Atesia risponde allo sciopero con la «serrata»

Come un vecchio padrone delle ferriere dell’800, ieri pomeriggio Atesia – il call center ormai diventato sinonimo di «schiavitù moderna» – ha reagito allo sciopero totale dei dipendenti con il vecchio strumento della «serrata». Constatato che i «liberi collaboratori» entrati a lavorare non erano comunque sufficienti a far fronte alle esigenze, ha preferito «mettere tutti in libertà».
Un comunicato aziendale l’aveva comunque preannunciato: «visto il pesante clima di intimidazione creato da qualche decina di elementi, in massima parte estranei all’azienda, che impediscono l’accesso a miglia di lavoratori…» si vede «costretta a sospendere le attività». Un testo paradossale, perché la polizia presidiava in forze gli ingressi fin dalla mattina, senza che – per tutta la giornata – si sia mai creato il pur minimo appiglio per intervenire. I «lavoratori» (è la prima volta che l’azienda li chiama così) sono rimasti disciplinatamente fuori dagli ingressi, limitandosi a parlare con i colleghi più incerti. Alle 16, infine, cancelli chiusi per tutti, con un paio di «crumiri» respinti dalla sorveglianza. Verso le 18 un cartello avvertiva che alle 20 si sarebbe riaperto.
Finisce così una giornata di protesta per i 400 «mancati rinnovi» (dei contratti a progetto) decisi da Atesia come parte dell’accordo siglato con Cisl, Uil e mezza Cgil. Accordo mai sottoposto a referendum tra i dipendenti (come chiedeva anche il Nidil-Cgil), bocciato dai lavoratori e respinto dal Collettivo precari, l’unica struttura che abbia saputo fin qui raccogliere un consenso maggioritario tra i lavoratori.
La partita è dunque ancora aperta. Anche perché l’azienda, che ha chiesto un incontro al ministro del lavoro, Cesare Damiano, si è sentita per tutta risposta invitare a «fare le assunzioni applicando i termini dell’accordo» e a «rinnovare tutti i contratti in scadenza al 31 maggio». Non che la soluzione sia chiarissima: l’«accordo», infatti, prevedeva implicitamente un migliaio di mancati rinnovi «in cambio» di 170 assunzioni part-time e 1.100 contratti di apprendistato per gente che lavora in Atesia da 6-7 anni.

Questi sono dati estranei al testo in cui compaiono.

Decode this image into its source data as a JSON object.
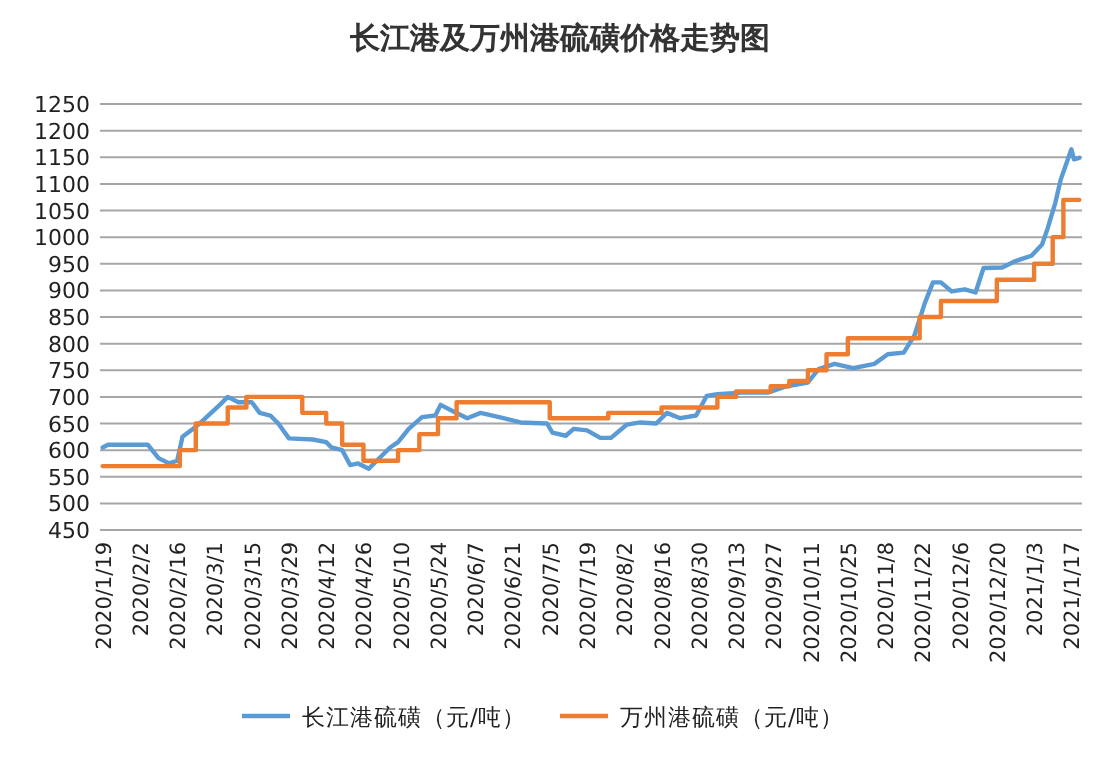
{
  "chart_data": {
    "type": "line",
    "title": "长江港及万州港硫磺价格走势图",
    "xlim": [
      "2020-01-18",
      "2021-01-21"
    ],
    "xticks": [
      {
        "value": "2020-01-19",
        "label": "2020/1/19"
      },
      {
        "value": "2020-02-02",
        "label": "2020/2/2"
      },
      {
        "value": "2020-02-16",
        "label": "2020/2/16"
      },
      {
        "value": "2020-03-01",
        "label": "2020/3/1"
      },
      {
        "value": "2020-03-15",
        "label": "2020/3/15"
      },
      {
        "value": "2020-03-29",
        "label": "2020/3/29"
      },
      {
        "value": "2020-04-12",
        "label": "2020/4/12"
      },
      {
        "value": "2020-04-26",
        "label": "2020/4/26"
      },
      {
        "value": "2020-05-10",
        "label": "2020/5/10"
      },
      {
        "value": "2020-05-24",
        "label": "2020/5/24"
      },
      {
        "value": "2020-06-07",
        "label": "2020/6/7"
      },
      {
        "value": "2020-06-21",
        "label": "2020/6/21"
      },
      {
        "value": "2020-07-05",
        "label": "2020/7/5"
      },
      {
        "value": "2020-07-19",
        "label": "2020/7/19"
      },
      {
        "value": "2020-08-02",
        "label": "2020/8/2"
      },
      {
        "value": "2020-08-16",
        "label": "2020/8/16"
      },
      {
        "value": "2020-08-30",
        "label": "2020/8/30"
      },
      {
        "value": "2020-09-13",
        "label": "2020/9/13"
      },
      {
        "value": "2020-09-27",
        "label": "2020/9/27"
      },
      {
        "value": "2020-10-11",
        "label": "2020/10/11"
      },
      {
        "value": "2020-10-25",
        "label": "2020/10/25"
      },
      {
        "value": "2020-11-08",
        "label": "2020/11/8"
      },
      {
        "value": "2020-11-22",
        "label": "2020/11/22"
      },
      {
        "value": "2020-12-06",
        "label": "2020/12/6"
      },
      {
        "value": "2020-12-20",
        "label": "2020/12/20"
      },
      {
        "value": "2021-01-03",
        "label": "2021/1/3"
      },
      {
        "value": "2021-01-17",
        "label": "2021/1/17"
      }
    ],
    "ylim": [
      450,
      1250
    ],
    "yticks": [
      450,
      500,
      550,
      600,
      650,
      700,
      750,
      800,
      850,
      900,
      950,
      1000,
      1050,
      1100,
      1150,
      1200,
      1250
    ],
    "grid": "y",
    "legend": "bottom",
    "series": [
      {
        "name": "长江港硫磺（元/吨）",
        "color": "#5b9bd5",
        "x": [
          "2020-01-19",
          "2020-01-21",
          "2020-02-05",
          "2020-02-09",
          "2020-02-13",
          "2020-02-16",
          "2020-02-18",
          "2020-02-22",
          "2020-02-24",
          "2020-03-03",
          "2020-03-06",
          "2020-03-10",
          "2020-03-15",
          "2020-03-18",
          "2020-03-22",
          "2020-03-25",
          "2020-03-29",
          "2020-04-07",
          "2020-04-12",
          "2020-04-14",
          "2020-04-18",
          "2020-04-21",
          "2020-04-24",
          "2020-04-28",
          "2020-05-01",
          "2020-05-06",
          "2020-05-09",
          "2020-05-13",
          "2020-05-18",
          "2020-05-23",
          "2020-05-25",
          "2020-05-30",
          "2020-06-04",
          "2020-06-09",
          "2020-06-16",
          "2020-06-24",
          "2020-07-04",
          "2020-07-06",
          "2020-07-11",
          "2020-07-14",
          "2020-07-19",
          "2020-07-24",
          "2020-07-28",
          "2020-08-03",
          "2020-08-08",
          "2020-08-14",
          "2020-08-18",
          "2020-08-23",
          "2020-08-29",
          "2020-09-02",
          "2020-09-06",
          "2020-09-15",
          "2020-09-25",
          "2020-10-02",
          "2020-10-10",
          "2020-10-14",
          "2020-10-20",
          "2020-10-27",
          "2020-11-04",
          "2020-11-09",
          "2020-11-15",
          "2020-11-19",
          "2020-11-23",
          "2020-11-26",
          "2020-11-29",
          "2020-12-03",
          "2020-12-08",
          "2020-12-12",
          "2020-12-15",
          "2020-12-22",
          "2020-12-27",
          "2021-01-02",
          "2021-01-06",
          "2021-01-08",
          "2021-01-11",
          "2021-01-13",
          "2021-01-17",
          "2021-01-18",
          "2021-01-20"
        ],
        "values": [
          605,
          610,
          610,
          585,
          575,
          580,
          625,
          640,
          648,
          685,
          700,
          690,
          690,
          670,
          665,
          650,
          622,
          620,
          615,
          605,
          600,
          572,
          575,
          565,
          580,
          605,
          615,
          640,
          662,
          665,
          685,
          672,
          660,
          670,
          662,
          652,
          650,
          633,
          627,
          640,
          637,
          623,
          623,
          648,
          652,
          650,
          670,
          660,
          665,
          702,
          705,
          708,
          708,
          720,
          727,
          752,
          762,
          754,
          762,
          780,
          783,
          815,
          877,
          915,
          915,
          898,
          902,
          896,
          942,
          943,
          955,
          965,
          986,
          1015,
          1065,
          1108,
          1165,
          1146,
          1149
        ]
      },
      {
        "name": "万州港硫磺（元/吨）",
        "color": "#ed7d31",
        "type": "step",
        "x": [
          "2020-01-19",
          "2020-02-17",
          "2020-02-23",
          "2020-03-06",
          "2020-03-13",
          "2020-04-03",
          "2020-04-12",
          "2020-04-18",
          "2020-04-26",
          "2020-05-09",
          "2020-05-17",
          "2020-05-24",
          "2020-05-31",
          "2020-07-05",
          "2020-07-27",
          "2020-08-16",
          "2020-09-06",
          "2020-09-13",
          "2020-09-26",
          "2020-10-03",
          "2020-10-10",
          "2020-10-17",
          "2020-10-25",
          "2020-11-21",
          "2020-11-29",
          "2020-12-20",
          "2021-01-03",
          "2021-01-10",
          "2021-01-14",
          "2021-01-20"
        ],
        "values": [
          570,
          600,
          650,
          680,
          700,
          670,
          650,
          610,
          580,
          600,
          630,
          660,
          690,
          660,
          670,
          680,
          700,
          710,
          720,
          730,
          750,
          780,
          810,
          850,
          880,
          920,
          950,
          1000,
          1070,
          1070
        ]
      }
    ]
  }
}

In ogni caso, l’invito a prorogare i contratti in scadenza è esplicito. Ma questo vorrebbe dire reimmettere sul lavoro quella massa di «ribelli» di cui Atesia ha provato a liberarsi. Vedremo le prossime mosse, ma è ormai abbastanza chiaro che Alberto Tripi – patron del gruppo Almaviva, di cui fanno parte anche Cos e Finsiel, l’ex gioiello informatico di Telecom – potrebbe giocato la carta di un accordo al ribasso (poche assunzioni e poco costose) in cambio di un accesso privilegiato alle commesse che il governo può affidare. I comparti interessati sono quelli dei sistemi informatici e i call center per la pubblica amministrazione (terreno di scorrerie, dopo la smobilitazione berlusconiana dell’Aipa), ma anche l’e-government (idem). Parte da una buona posizione: gestisce i sistemi informatici delle Fs, la Carta nazionale dei servizi, i call center Alitalia, Fiat, Wind e via dicendo. Soprattutto, però, conta sui suoi rapporti politici. E’ tra i fondatori dell’Ulivo, ala Margherita rutelliana, al punto da aver prestato (pare gratuitamente) la sede di piazza Santi Apostoli. A Roma, uno così, potrebbe esser sospettato di voler ora «passare all’incasso».